The core argument to understand here is thus: Technology does not develop by accident or in a vacuum, there are myriad forces that influence it and cause it to take shape. The reason for understanding this is then that we can use that to inform our choices, building a nuanced perspective on a technology that we might not be otherwise able to understand.

For example, we can shortcut a lot of the Rust vs Go arguments that came out in the early days of these languages to the following:

  • Go came out of Google which predominantly writes server-side code in C++, Java, and Python. We can see how Go is an attempt to mesh elements from these (such as the static compilation of C++, and the GC of Java) to build something purposeful, an attempt to avoid mistakes from some of these (fast compilation as opposed to C++, easy single binary deployment as opposed to Python), and an attempt to subvert some second-order effects (ease of use for a large employee base compared to C++).
  • Rust came out of a predominantly open source culture which primarily worked with C/C++ and ML. While it went through many iterations, the Rust we have today is an attempt to bring rigour and correctness to the systems world, trying to blend C++'s templating (low/zero-cost abstractions), ML's logical correctness (error monads and modules), and C++'s performance.

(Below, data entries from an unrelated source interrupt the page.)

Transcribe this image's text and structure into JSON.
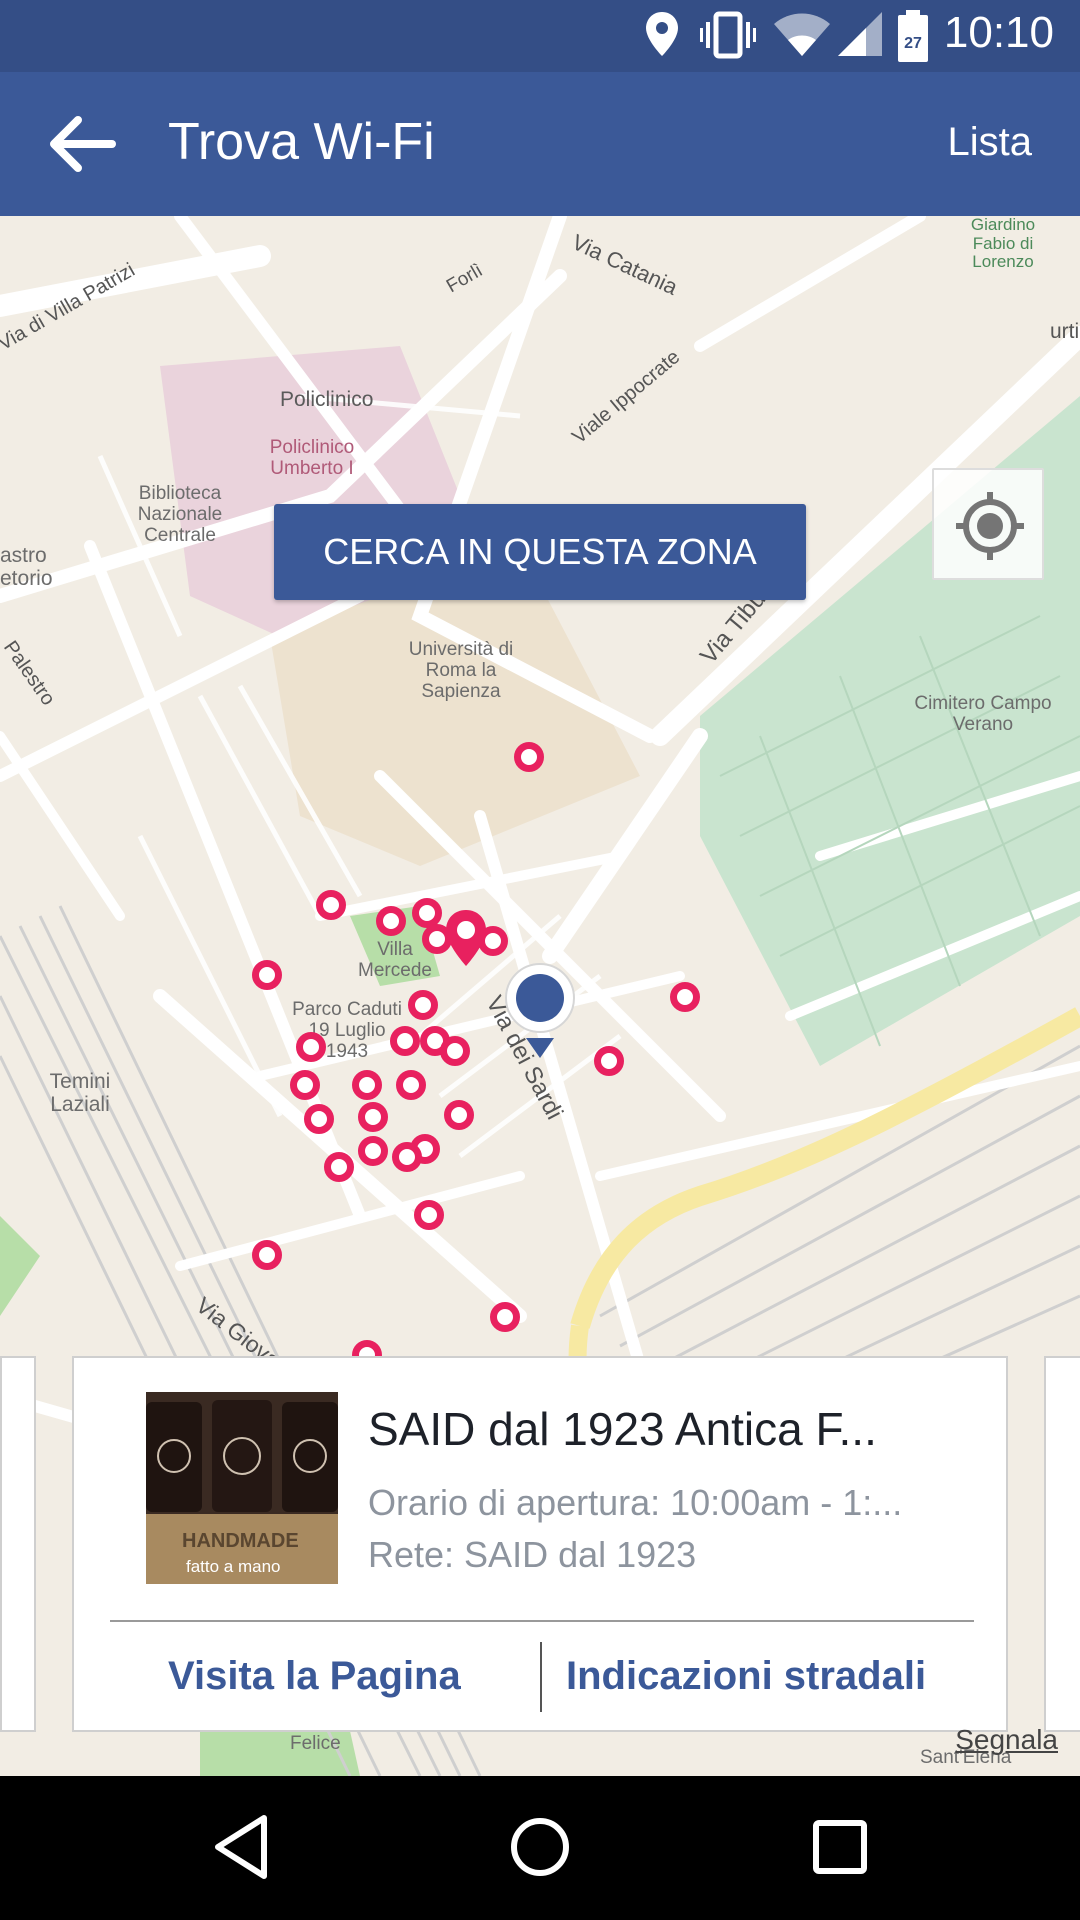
{
  "status_bar": {
    "time": "10:10",
    "battery_level": "27"
  },
  "app_bar": {
    "title": "Trova Wi-Fi",
    "action": "Lista"
  },
  "map": {
    "search_button": "CERCA IN QUESTA ZONA",
    "labels": {
      "policlinico": "Policlinico",
      "policlinico_umberto": "Policlinico Umberto I",
      "biblioteca": "Biblioteca Nazionale Centrale",
      "universita": "Università di Roma la Sapienza",
      "cimitero": "Cimitero Campo Verano",
      "villa_mercede": "Villa Mercede",
      "parco": "Parco Caduti 19 Luglio 1943",
      "termini": "Temini Laziali",
      "castro": "astro etorio",
      "giardino": "Giardino Fabio di Lorenzo",
      "felice": "Felice",
      "sant_elena": "Sant'Elena"
    },
    "streets": {
      "villa_patrizi": "Via di Villa Patrizi",
      "forli": "Forlì",
      "catania": "Via Catania",
      "ippocrate": "Viale Ippocrate",
      "tiburtina": "Via Tiburtina",
      "tiburtina_short": "urti",
      "palestro": "Palestro",
      "sardi": "Via dei Sardi",
      "giovanni_giolitti": "Via Giovanni Gi"
    }
  },
  "card": {
    "name": "SAID dal 1923 Antica F...",
    "hours": "Orario di apertura: 10:00am - 1:...",
    "network": "Rete: SAID dal 1923",
    "thumb_label_1": "HANDMADE",
    "thumb_label_2": "fatto a mano",
    "visit_button": "Visita la Pagina",
    "directions_button": "Indicazioni stradali"
  },
  "report_link": "Segnala",
  "colors": {
    "brand": "#3b5998",
    "status": "#344e86",
    "pin": "#e8215f",
    "park": "#c9e4cf",
    "map_bg": "#f2ede4"
  }
}
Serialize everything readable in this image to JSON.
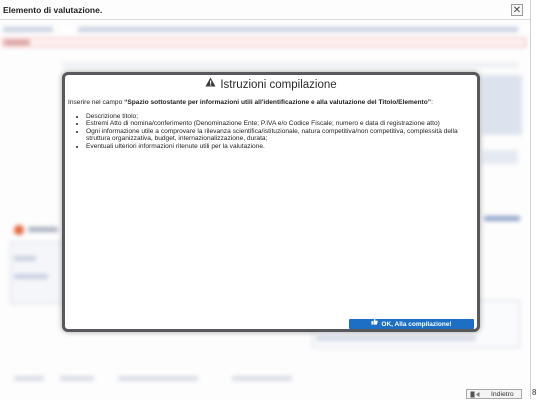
{
  "window": {
    "title": "Elemento di valutazione.",
    "close_glyph": "✕"
  },
  "popup": {
    "title": "Istruzioni compilazione",
    "intro_prefix": "Inserire nel campo ",
    "intro_field": "“Spazio sottostante per informazioni utili all'identificazione e alla valutazione del Titolo/Elemento”",
    "intro_suffix": ":",
    "items": [
      "Descrizione titolo;",
      "Estremi Atto di nomina/conferimento (Denominazione Ente; P.IVA e/o Codice Fiscale; numero e data di registrazione atto)",
      "Ogni informazione utile a comprovare la rilevanza scientifica/istituzionale, natura competitiva/non competitiva, complessità della struttura organizzativa, budget, internazionalizzazione, durata;",
      "Eventuali ulteriori informazioni ritenute utili per la valutazione."
    ],
    "ok_label": "OK, Alla compilazione!"
  },
  "footer": {
    "back_label": "Indietro",
    "edge_glyph": "8"
  },
  "colors": {
    "ok_button": "#1d6fc5",
    "popup_border": "#58595d",
    "warning": "#2b2b2b"
  }
}
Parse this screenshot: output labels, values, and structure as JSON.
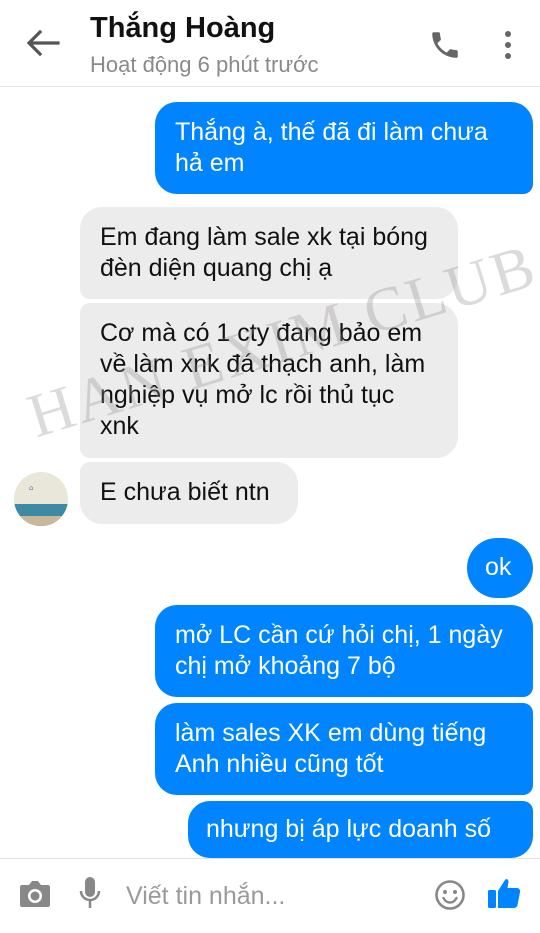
{
  "header": {
    "contact_name": "Thắng Hoàng",
    "status": "Hoạt động 6 phút trước"
  },
  "messages": [
    {
      "direction": "outgoing",
      "text": "Thắng à, thế đã đi làm chưa hả em"
    },
    {
      "direction": "incoming",
      "text": "Em đang làm sale xk tại bóng đèn diện quang chị ạ"
    },
    {
      "direction": "incoming",
      "text": "Cơ mà có 1 cty đang bảo em về làm xnk đá thạch anh, làm nghiệp vụ mở lc rồi thủ tục xnk"
    },
    {
      "direction": "incoming",
      "text": "E chưa biết ntn"
    },
    {
      "direction": "outgoing",
      "text": "ok"
    },
    {
      "direction": "outgoing",
      "text": "mở LC cần cứ hỏi chị, 1 ngày chị mở khoảng 7 bộ"
    },
    {
      "direction": "outgoing",
      "text": "làm sales XK em dùng tiếng Anh nhiều cũng tốt"
    },
    {
      "direction": "outgoing",
      "text": "nhưng bị áp lực doanh số"
    }
  ],
  "watermark": "HAN EXIM CLUB",
  "composer": {
    "placeholder": "Viết tin nhắn..."
  },
  "icons": {
    "back": "arrow-left-icon",
    "call": "phone-icon",
    "more": "more-vertical-icon",
    "camera": "camera-icon",
    "mic": "microphone-icon",
    "emoji": "emoji-icon",
    "like": "thumbs-up-icon"
  },
  "colors": {
    "outgoing_bubble": "#0084ff",
    "incoming_bubble": "#ececec",
    "accent": "#0084ff"
  }
}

We can also see how the focus on crafting a systems language (directed by efforts such as being able to build a browser) gave us a very specific kind of language.

The "which language to choose" argument becomes easy when looking through this lens: If you're looking to build low-latency user-facing software with a strong focus on security and robustness, preference Rust. If you're looking to pick a standardised language for a medium-to-large company that is productive to use and deploy, preference Go. Now, that's not to say you can't use either of these languages for either of these things (in fact, Rust is becoming increasingly promising for networked services), but that they were designed in a fairly specific way to address specific concerns.

Both of these languages also show how development continues as more varied use-cases and users get involved, for example, Go transitioning to modules instead of GOPATH as users outside of monorepos need to take advantage of it, and Rust's development of async/await and Tokio as people want to use it to build fast and correct networked systems software.

Going forward, critically examine the technology you use not just from a purely technical lens, but also from a historical and cultural one. What company created it, why did they create it, why did people outside of that company adopt it (or not). Doing this will start to reveal patterns in the technological world that gives you more insight into decisions, and provide you with better heuristics for evaluation.